[Missi Svoboda won the paperback copy of A TINE TO LIVE, A TINE TO DIE from Edith’s A Second Life post last week. Missi, contact Edith, and congratulations!]
By Sherry Harris
You know you’re a mystery writer…
Half of your friends have aliases but they haven’t committed a crime.
You have perfectly normal conversations about the best way to kill someone in a crowded restaurant.
Your husband is nervous when you say the Poison Lady is going to be at a conference you’re attending.
You know how to sink a body and make sure it stays that way.
You have an anonymous source.
You’ve been on a police ride along.
Your friend’s husband, who’s a police officer, answers your questions after he decides you aren’t really planning to commit a crime.

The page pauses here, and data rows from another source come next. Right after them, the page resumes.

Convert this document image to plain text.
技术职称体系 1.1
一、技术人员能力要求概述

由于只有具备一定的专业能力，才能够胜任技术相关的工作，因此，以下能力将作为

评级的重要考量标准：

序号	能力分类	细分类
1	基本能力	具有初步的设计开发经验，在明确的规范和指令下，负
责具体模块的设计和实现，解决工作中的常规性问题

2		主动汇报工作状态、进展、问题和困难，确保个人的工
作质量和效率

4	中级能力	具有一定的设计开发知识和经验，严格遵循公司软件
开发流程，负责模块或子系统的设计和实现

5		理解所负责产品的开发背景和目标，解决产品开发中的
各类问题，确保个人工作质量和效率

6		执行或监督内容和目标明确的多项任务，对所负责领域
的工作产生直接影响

You hear an interesting crime story and you start analyzing to see if it would work in your manuscript.
You can’t wait to:
See your cover.
Hold an arc.
Hold the book.
Sign your first book.
Make the first sale that isn’t to your mother or some other close relative.
You try to:
Be funny and interesting when you’re on a panel at a conference.
Be witty and ask insightful questions when you moderate a panel.
Figure out how many appearances you should make and if you should have a launch party.
Promote but not over promote your book on social media sites.
You force yourself out of bed in the middle of the night because something has come to you and you want to remember it in the morning.
You wake up in the morning wondering what the heck you thought of in the middle of the night that you were sure was brilliant and you’d remember it without forcing yourself out of bed in the middle of the night.
You have to cover the word count on your computer so you don’t check every few minutes to see if you’ve reached your goal.
Your friends put you in book jail and yell at you if they see you’re online when you should be writing.
Your friends give you word counts, deadlines, and encourage you.
Anyone have something to add to the list?